As a precursor to IDC's Channels and Alliances 2013 partnering predictions report and webcast on February 6th 2013, we will be sharing a sneak preview of each of the top 10 predictions over January.
This blog post looks at the first of those predictions: that Partners will use Cloud as a Loss Leader in 2013
Partners will use Cloud as a Loss Leader
This is the first of our 2013 predictions, and comes on the back of a large number of partner conversations where we are seeing the maturing of cloud as a delivery option for technology, and also the maturation of partners in the cloud space.
The concept of a loss leader has been around for a long time, and is practiced in just about every industry these days; in fact the 'Freemium' model that has developed in software & services is a close variant of the practice. The principle of the loss leader model is to attract a customer with one widely offered & used product (milk being the classic example in grocery stores) and then for the customer to buy other more premium priced products while they are there. Over the years this principle has been applied in the technology with examples such as low-margin PC's being offered as an entry point for higher margin solutions, and in the services world desktop services that have been used to leverage other services sales at higher margins.
There are an interesting combination of circumstances that make IDC believe partners will actively use some cloud offerings as a loss leader in 2013. Firstly the underlying economic circumstances which in most regions are still uncertain, and also the maturity of cloud as a concept, and it's acceptance as an option to customers. There is also a perception (with customers) that cloud = cheaper. And this is one of the drivers that fuels the prediction, as in our conversations with partners, we have regularly heard that cloud based offerings might be cannibalizing existing offerings they had been selling to their clients.

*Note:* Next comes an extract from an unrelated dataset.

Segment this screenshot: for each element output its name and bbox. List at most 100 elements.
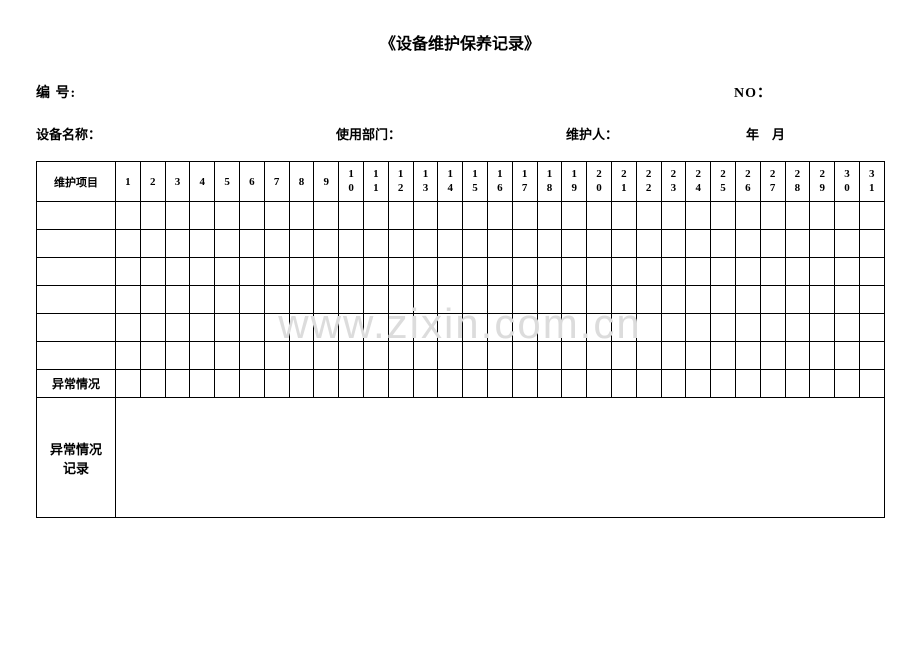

So, IDC's predicts that in 2013 we will see a dramatic growth in how Partners use cloud to 'open doors' with new clients and re-open them with existing clients. Cloud based software and services generally have a faster selling and implementation cycle, so we think partners will leverage this with the combination of 'loss leader' pricing to drive more up front activity, and then look to prove themselves with these customers, and in tuen drive other services that are more profitable to their business. Of course there will be partners who have already changed their business to be more cloud centric who might be more averse to this strategy, but the market activity will likely drive them to participate. We expect an interesting and competitive year in the partner world, especially as world economies start to settle and drive more GDP & IT growth, and partners will want to get their unfair share of customer demand.